Dude…take it from an Eagle Scout…squirrel on TOP…they don’t do missionary very well.

Hey, Wabbit: is that diameter or circumference?

Call me cockeyed :wink: but on several occasions I’ve slipped out and stabbed Mrs Kamandi’s perineum, to the sound of an loud “pop”, kind of like a knuckle cracking. Guess I’m a little more enthusiastic than accurate. Hurt like hell every time, but no apparent lasting effects. (Except now I piss around corners :D)

And let me tell you boys, stabbing your lady’s perineum is a sure-fire way to cool off the romance in a hurry. The usual response is something like: “OW!! Can’t you aim that fucking thing?!?”

That would be diameter AND circumference (don’t ask how–it’s new math).

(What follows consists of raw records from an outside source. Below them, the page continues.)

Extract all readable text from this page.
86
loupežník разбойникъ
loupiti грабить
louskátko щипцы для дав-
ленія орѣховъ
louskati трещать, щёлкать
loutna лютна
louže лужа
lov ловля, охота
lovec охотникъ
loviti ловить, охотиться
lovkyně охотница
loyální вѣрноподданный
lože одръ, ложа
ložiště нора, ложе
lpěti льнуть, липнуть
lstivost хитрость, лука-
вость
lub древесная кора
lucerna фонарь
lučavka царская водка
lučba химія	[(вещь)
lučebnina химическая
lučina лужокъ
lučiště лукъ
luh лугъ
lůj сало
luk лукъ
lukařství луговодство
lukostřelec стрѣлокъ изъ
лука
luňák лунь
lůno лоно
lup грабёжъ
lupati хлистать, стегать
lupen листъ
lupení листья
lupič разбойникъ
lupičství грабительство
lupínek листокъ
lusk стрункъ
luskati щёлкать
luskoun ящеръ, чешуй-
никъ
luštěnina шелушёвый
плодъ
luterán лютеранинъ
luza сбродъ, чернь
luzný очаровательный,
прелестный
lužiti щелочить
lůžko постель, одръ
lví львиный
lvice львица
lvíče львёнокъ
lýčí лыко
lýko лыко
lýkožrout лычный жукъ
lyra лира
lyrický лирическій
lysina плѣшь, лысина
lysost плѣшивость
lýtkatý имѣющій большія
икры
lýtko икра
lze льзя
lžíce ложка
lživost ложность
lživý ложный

And yes, I freely admit to being a genetic mutant with a warped sense of humor… :wink:

Ahahah… shocking secrets revealed!

Mr. Fenris, as an allegedly sentient adult (though the following information will demonstrate that plankton is more sentient), also zipped himself up without it being entirely tucked in first, too. It didn’t leave Mr. Fenris scarred for life, but Mr. Fenris is now, very,VERY,VERY careful around zippers.

Fenris

The scientific term for perineum is “taint”

Sua

As in “It taint happenin’ unless you can figure out where to put that thing!” ?

As in “'t ain’t your balls, 't ain’t your asshole.” You know, “taint.” Although yours works too.

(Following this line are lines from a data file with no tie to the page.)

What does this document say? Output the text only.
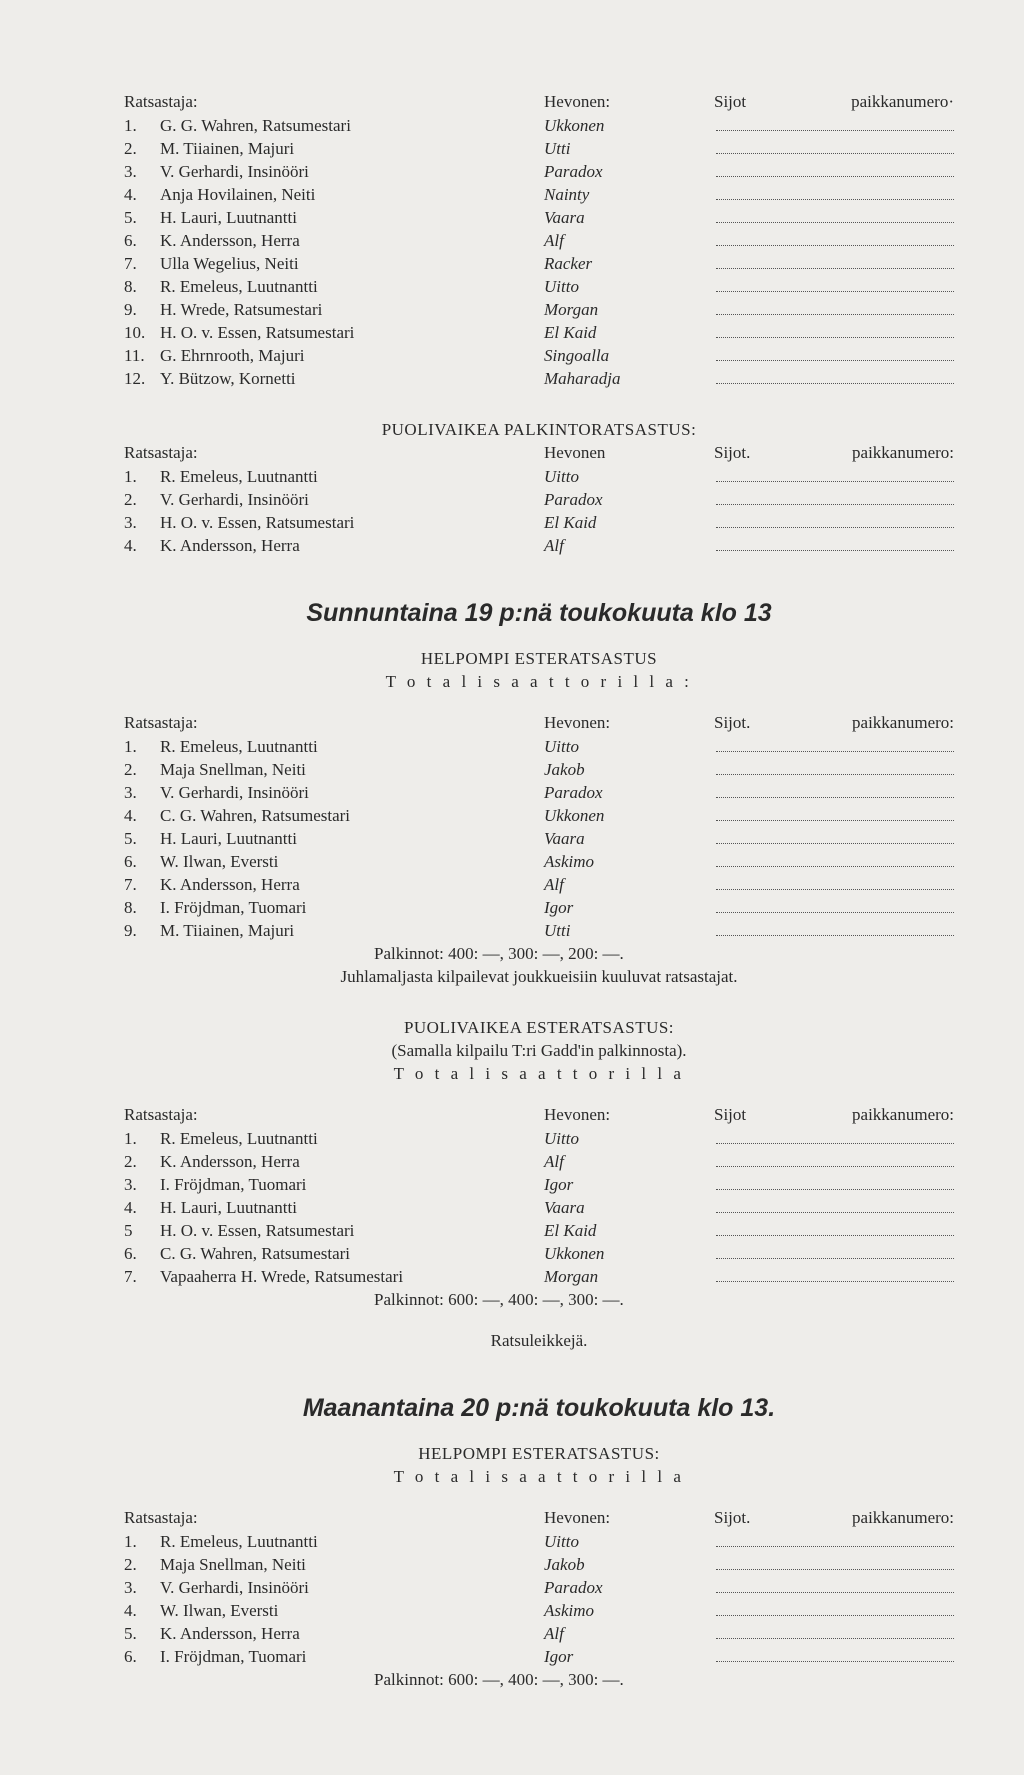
Ratsastaja:	Hevonen:	Sijot	paikkanumero·
1.	G. G. Wahren, Ratsumestari	Ukkonen
2.	M. Tiiainen, Majuri	Utti
3.	V. Gerhardi, Insinööri	Paradox
4.	Anja Hovilainen, Neiti	Nainty
5.	H. Lauri, Luutnantti	Vaara
6.	K. Andersson, Herra	Alf
7.	Ulla Wegelius, Neiti	Racker
8.	R. Emeleus, Luutnantti	Uitto
9.	H. Wrede, Ratsumestari	Morgan
10. H. O. v. Essen, Ratsumestari	El Kaid
11. G. Ehrnrooth, Majuri	Singoalla
12. Y. Bützow, Kornetti	Maharadja
PUOLIVAIKEA PALKINTORATSASTUS:
Ratsastaja:	Hevonen	Sijot.	paikkanumero:
1.	R. Emeleus, Luutnantti	Uitto
2.	V. Gerhardi, Insinööri	Paradox
3.	H. O. v. Essen, Ratsumestari	El Kaid
4.	K. Andersson, Herra	Alf
Sunnuntaina 19 p:nä toukokuuta klo 13
HELPOMPI ESTERATSASTUS
T o t a l i s a a t t o r i l l a :
Ratsastaja:	Hevonen:	Sijot.	paikkanumero:
1.	R. Emeleus, Luutnantti	Uitto
2.	Maja Snellman, Neiti	Jakob
3.	V. Gerhardi, Insinööri	Paradox
4.	C. G. Wahren, Ratsumestari	Ukkonen
5.	H. Lauri, Luutnantti	Vaara
6.	W. Ilwan, Eversti	Askimo
7.	K. Andersson, Herra	Alf
8.	I. Fröjdman, Tuomari	Igor
9.	M. Tiiainen, Majuri	Utti
Palkinnot: 400: —, 300: —, 200: —.
Juhlamaljasta kilpailevat joukkueisiin kuuluvat ratsastajat.
PUOLIVAIKEA ESTERATSASTUS:
(Samalla kilpailu T:ri Gadd'in palkinnosta).
T o t a l i s a a t t o r i l l a
Ratsastaja:	Hevonen:	Sijot	paikkanumero:
1.	R. Emeleus, Luutnantti	Uitto
2.	K. Andersson, Herra	Alf
3.	I. Fröjdman, Tuomari	Igor
4.	H. Lauri, Luutnantti	Vaara
5	H. O. v. Essen, Ratsumestari	El Kaid
6.	C. G. Wahren, Ratsumestari	Ukkonen
7.	Vapaaherra H. Wrede, Ratsumestari	Morgan
Palkinnot: 600: —, 400: —, 300: —.
Ratsuleikkejä.
Maanantaina 20 p:nä toukokuuta klo 13.
HELPOMPI ESTERATSASTUS:
T o t a l i s a a t t o r i l l a
Ratsastaja:	Hevonen:	Sijot.	paikkanumero:
1.	R. Emeleus, Luutnantti	Uitto
2.	Maja Snellman, Neiti	Jakob
3.	V. Gerhardi, Insinööri	Paradox
4.	W. Ilwan, Eversti	Askimo
5.	K. Andersson, Herra	Alf
6.	I. Fröjdman, Tuomari	Igor
Palkinnot: 600: —, 400: —, 300: —.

Oh God I love you Sua. I love you with all the passion that a third grade girl has for her substitute art teacher.

jarbaby

I like being able to ask the pharmacist for
“extra medium, please”

You know, aside from ease of oral fun, there are…umm…other places you might want to stick that thing that are easier if it’s smaller.

-L

I’m glad to hear you survived the ‘zipper incident’ without any long lasting effects, but you may want to be careful. Seems the fatherjohn syndrome’s got you big time!

(no smilies in the pit, otherwise there might be one here)

Ok, my above post was just wrong. KP235 is embarrassed and ashamed to link a poster such as fenris to ole’ you know who. KP235 retracts that post entire and awaits any thrashing he gets for making it.

::sniffle:: I wish I was as fortunate as you. Mine’s always getting caught in the car door…:frowning:

[sub]Think I’m lying? Ask racinchikki.[/sub]
:smiley:

That’s the LAST time I read the Straight Dope while holding my penis with hemostats. The scanning electron microscope had JUUUUUUST about fixed a position on it when I started laughing at this thread. Unlocked the hemostats and now the whole thing’s gone to hell.